Der Gläubiger verstößt nicht gegen Treu und Glauben, wenn er sich auf die in einem Vergleich vereinbarte Verfallklausel beruft, weil der Schuldner die letzte Rate von 4% der Vergleichssumme am festgesetzten Tag schuldhaft nicht gezahlt hat.

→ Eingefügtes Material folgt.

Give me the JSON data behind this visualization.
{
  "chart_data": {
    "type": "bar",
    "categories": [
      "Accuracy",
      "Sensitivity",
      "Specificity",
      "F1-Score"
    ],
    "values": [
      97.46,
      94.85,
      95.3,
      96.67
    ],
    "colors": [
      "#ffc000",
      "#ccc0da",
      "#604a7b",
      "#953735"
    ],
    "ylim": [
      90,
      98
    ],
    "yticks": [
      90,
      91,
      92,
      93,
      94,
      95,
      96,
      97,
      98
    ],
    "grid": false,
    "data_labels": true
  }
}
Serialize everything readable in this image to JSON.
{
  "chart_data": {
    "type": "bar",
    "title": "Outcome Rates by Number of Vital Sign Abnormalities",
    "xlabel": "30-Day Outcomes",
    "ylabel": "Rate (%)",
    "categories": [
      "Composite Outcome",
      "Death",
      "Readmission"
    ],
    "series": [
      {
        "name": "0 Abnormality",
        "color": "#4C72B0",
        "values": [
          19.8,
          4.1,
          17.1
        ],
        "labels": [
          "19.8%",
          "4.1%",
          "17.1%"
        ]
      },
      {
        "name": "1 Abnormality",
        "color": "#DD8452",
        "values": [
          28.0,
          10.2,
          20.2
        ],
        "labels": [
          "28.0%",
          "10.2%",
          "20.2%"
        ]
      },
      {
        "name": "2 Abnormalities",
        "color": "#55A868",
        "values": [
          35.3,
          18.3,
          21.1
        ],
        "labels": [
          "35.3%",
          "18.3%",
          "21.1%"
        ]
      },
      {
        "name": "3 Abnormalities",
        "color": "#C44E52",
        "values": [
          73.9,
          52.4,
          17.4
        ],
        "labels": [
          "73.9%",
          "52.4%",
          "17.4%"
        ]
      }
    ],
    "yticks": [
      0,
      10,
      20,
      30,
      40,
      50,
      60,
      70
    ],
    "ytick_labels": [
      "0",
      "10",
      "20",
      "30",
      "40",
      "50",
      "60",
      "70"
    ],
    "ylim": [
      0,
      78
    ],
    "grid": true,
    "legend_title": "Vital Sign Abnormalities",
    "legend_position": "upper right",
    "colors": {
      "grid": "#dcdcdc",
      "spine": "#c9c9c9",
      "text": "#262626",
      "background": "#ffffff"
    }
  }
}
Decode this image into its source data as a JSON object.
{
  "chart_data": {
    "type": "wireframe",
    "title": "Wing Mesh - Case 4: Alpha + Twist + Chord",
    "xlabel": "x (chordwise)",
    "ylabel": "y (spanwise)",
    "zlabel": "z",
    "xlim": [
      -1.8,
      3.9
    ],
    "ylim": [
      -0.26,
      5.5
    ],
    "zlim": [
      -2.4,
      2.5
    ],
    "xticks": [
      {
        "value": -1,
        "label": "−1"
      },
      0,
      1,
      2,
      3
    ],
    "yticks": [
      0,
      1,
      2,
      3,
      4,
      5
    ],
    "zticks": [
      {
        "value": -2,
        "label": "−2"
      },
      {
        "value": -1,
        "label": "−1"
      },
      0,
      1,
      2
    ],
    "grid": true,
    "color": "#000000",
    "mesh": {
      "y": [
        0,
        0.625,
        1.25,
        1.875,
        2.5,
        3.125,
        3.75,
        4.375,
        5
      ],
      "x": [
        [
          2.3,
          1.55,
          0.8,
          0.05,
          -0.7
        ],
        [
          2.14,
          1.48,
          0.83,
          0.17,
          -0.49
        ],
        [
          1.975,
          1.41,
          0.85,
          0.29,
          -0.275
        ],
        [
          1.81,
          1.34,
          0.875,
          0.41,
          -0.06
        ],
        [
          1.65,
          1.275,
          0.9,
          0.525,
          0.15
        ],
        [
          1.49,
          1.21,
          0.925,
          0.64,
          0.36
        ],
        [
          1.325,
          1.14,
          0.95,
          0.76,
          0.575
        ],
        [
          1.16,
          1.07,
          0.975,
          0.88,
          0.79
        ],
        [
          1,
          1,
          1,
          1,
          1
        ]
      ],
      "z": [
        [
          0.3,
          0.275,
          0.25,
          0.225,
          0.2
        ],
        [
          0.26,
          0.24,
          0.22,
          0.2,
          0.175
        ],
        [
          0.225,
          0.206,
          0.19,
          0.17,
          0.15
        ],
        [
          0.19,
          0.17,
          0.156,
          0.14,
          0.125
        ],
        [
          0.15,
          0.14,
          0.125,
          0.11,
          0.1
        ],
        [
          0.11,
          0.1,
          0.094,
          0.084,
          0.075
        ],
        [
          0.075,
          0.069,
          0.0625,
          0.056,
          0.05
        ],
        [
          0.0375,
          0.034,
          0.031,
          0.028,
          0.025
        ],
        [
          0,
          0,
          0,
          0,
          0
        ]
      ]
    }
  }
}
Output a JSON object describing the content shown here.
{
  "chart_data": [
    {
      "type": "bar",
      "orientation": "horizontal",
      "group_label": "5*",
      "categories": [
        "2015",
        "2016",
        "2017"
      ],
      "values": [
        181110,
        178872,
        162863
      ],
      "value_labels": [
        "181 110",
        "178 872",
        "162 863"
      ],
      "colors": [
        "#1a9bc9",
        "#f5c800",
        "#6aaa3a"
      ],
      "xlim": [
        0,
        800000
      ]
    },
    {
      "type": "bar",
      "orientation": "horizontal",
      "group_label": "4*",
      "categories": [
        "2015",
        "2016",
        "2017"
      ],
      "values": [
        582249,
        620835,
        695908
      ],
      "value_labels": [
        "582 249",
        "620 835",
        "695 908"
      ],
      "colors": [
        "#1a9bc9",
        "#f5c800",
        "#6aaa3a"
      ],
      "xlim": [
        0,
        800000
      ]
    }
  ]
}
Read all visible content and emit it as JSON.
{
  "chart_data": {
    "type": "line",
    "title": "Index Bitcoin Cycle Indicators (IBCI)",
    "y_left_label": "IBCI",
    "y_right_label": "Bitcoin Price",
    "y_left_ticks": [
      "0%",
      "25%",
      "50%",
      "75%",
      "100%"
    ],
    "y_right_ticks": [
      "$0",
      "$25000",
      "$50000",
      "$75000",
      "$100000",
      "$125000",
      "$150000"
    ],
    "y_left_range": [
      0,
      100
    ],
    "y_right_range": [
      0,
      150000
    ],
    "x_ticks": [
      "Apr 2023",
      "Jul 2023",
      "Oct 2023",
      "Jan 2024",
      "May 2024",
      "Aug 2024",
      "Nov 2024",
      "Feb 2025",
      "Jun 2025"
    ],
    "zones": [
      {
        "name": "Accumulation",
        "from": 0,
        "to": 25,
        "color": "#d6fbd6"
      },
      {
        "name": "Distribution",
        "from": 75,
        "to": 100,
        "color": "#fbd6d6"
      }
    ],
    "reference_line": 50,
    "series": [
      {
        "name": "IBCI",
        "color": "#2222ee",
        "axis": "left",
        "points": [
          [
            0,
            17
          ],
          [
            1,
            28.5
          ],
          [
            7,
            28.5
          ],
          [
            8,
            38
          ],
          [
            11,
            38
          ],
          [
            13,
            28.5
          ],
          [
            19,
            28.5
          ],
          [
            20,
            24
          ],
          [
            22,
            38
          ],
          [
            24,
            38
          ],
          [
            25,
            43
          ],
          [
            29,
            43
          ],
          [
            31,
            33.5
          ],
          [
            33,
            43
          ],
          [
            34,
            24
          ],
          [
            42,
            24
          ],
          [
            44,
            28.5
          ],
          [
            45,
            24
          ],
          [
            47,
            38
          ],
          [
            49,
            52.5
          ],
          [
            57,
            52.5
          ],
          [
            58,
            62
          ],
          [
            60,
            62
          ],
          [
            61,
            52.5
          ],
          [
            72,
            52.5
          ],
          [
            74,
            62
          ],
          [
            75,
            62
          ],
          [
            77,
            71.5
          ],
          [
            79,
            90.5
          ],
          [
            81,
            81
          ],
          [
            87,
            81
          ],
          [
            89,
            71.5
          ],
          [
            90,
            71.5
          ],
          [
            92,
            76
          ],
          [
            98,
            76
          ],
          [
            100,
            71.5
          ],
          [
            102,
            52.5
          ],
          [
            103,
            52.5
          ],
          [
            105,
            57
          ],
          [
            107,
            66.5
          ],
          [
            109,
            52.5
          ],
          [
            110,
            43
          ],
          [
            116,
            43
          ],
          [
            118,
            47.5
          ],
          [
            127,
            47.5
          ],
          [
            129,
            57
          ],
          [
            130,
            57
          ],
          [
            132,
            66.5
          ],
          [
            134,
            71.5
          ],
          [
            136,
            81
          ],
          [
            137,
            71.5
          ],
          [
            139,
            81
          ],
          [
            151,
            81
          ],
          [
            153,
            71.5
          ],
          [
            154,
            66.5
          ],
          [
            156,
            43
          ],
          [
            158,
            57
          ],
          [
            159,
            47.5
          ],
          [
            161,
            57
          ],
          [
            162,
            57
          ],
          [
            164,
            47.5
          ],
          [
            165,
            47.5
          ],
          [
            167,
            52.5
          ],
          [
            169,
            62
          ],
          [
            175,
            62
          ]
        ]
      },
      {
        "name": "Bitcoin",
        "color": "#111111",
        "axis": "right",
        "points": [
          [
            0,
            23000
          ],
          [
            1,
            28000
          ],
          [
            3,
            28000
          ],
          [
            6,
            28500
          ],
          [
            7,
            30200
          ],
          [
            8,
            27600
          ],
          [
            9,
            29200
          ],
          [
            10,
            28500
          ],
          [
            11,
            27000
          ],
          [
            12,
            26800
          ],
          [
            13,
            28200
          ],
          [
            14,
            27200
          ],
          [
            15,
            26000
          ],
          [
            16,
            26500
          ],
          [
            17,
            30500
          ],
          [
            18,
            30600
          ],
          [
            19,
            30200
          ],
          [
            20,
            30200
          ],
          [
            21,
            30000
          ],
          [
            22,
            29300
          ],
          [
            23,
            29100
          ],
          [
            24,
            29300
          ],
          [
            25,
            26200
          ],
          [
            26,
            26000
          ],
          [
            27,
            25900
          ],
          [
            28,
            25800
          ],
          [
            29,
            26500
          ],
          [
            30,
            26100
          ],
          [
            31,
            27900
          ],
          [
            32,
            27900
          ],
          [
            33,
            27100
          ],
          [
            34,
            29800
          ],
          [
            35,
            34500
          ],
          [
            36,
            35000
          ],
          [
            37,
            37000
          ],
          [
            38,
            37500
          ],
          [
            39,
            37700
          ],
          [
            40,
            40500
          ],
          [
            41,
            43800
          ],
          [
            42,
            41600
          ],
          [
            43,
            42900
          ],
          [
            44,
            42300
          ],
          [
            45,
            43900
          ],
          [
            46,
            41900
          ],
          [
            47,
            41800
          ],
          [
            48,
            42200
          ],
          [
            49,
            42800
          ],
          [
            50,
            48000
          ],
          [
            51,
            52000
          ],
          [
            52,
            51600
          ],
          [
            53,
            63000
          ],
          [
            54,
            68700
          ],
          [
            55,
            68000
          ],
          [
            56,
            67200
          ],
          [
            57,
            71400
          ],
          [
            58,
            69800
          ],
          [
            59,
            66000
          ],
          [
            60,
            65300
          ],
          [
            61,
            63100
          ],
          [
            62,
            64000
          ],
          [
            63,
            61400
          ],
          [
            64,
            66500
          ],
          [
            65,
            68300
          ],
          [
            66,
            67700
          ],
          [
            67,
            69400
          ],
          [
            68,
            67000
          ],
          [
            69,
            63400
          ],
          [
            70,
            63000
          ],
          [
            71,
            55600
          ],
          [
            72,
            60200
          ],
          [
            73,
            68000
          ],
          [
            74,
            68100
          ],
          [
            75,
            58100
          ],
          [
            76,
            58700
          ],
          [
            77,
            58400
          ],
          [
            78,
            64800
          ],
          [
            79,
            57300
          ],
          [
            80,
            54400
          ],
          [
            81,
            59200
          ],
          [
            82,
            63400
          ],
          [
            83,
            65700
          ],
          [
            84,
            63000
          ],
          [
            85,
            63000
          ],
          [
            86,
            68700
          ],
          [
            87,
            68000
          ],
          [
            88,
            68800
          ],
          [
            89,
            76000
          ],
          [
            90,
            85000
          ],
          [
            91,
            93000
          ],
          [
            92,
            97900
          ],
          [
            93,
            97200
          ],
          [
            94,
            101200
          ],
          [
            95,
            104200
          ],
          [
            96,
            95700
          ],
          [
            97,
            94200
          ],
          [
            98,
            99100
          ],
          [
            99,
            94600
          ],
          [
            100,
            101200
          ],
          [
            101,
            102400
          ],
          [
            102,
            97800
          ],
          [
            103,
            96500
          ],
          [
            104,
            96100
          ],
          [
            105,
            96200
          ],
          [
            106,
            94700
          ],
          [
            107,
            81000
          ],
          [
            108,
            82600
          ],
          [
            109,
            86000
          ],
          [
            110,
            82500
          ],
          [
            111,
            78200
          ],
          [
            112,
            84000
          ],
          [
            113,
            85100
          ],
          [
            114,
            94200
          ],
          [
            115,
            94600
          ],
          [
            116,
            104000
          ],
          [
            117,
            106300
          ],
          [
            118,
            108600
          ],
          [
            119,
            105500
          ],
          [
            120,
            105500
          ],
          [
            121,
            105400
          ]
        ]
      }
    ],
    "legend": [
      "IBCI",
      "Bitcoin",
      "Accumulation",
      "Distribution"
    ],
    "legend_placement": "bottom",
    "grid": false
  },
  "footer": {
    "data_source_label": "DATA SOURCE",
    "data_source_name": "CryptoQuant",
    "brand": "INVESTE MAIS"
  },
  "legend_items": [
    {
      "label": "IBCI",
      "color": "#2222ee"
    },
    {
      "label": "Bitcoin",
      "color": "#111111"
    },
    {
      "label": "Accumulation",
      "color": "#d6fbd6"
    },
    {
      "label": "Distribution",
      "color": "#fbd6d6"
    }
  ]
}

Zum Sachverhalt: Der Kläger ist im Jahre 1977 rechtskräftig zur Zahlung von 28000 DM nebst Zinsen an die Beklagte , die jetzt durch ihren Konkursverwalter vertreten wird, verurteilt worden. In einem später abgeschlossenen außergerichtlichen Vergleich verpflichtete sich der Kläger, in der Zeit ab Februar 1978 bis November 1978 auf seine Schuld monatliche Raten von je 1200 DM und für Dezember 1978 eine letzte Rate von 500 DM, insgesamt also 12500 DM zu bezahlen. Der Kläger übergab bei Vergleichsabschluss dementsprechend der Beklagte elf vordatierte Schecks, ausgestellt auf sein damaliges Konto bei der Kreissparkasse G, über die von ihm zu zahlenden Raten. Die Schecks waren jeweils auf den 20. des Fälligkeitsmonats datiert. Im Falle der Nichteinlösung eines Schecks sollte, das hatten die Vertreter der Beklagte dem Kläger mitgeteilt, der Vergleich unwirksam werden und die volle Hauptforderung nebst Zinsen und Kosten - abzüglich bereits geleisteter Zahlungen - wieder aufleben. Die Beklagte legte durch ihre Anwälte in der Folgezeit in monatlichen Abständen die Schecks jeweils am 20. des Monats vor. Diese wurden eingelöst. Das Konto des Klägers bei der Kreissparkasse G war zwar schon im Sommer 1978 aufgelöst worden. Der Kläger hatte aber jeweils einige Tage vor der Fälligkeit der einzelnen Schecks den zur Einlösung erforderlichen Betrag bei der Kreissparkasse einbezahlt. Der letzte Scheck vom 20. 12. 1978 wurde am 22. 12. 1978 wiederum bei der Sparkasse vorgelegt und von ihr jedoch nicht eingelöst, sondern am 27. 12. 1978 zurückgegeben. Der Scheck wurde den Vertretern der Beklagte am 29. 12. 1978 mit Spesen rückbelastet. Am 3. 1. 1979 erhielten die Vertreter der Beklagte vom Kläger einen auf den 20. 12. 1978 rückdatierten Postscheck, den sie unter Hinweis darauf, dass seine Vorlegungsfrist nach dem Scheckgesetz schon abgelaufen war, an den Kläger am 5. 1. 1979 zurückgaben. Sie machten für die Beklagte gleichzeitig die Unwirksamkeit des Vergleichs geltend und forderten den Kläger zur Zahlung der gesamten rechtskräftig der Beklagte zuerkannten Summe abzüglich seiner bezahlten Raten auf. Am 8. 1. 1979 übersandte der Klägersodann den Anwälten der Beklagte als Restrate aus dem Vergleich nebst den angefallenen Spesen für die Scheckrückgabe 507,40 DM in bar.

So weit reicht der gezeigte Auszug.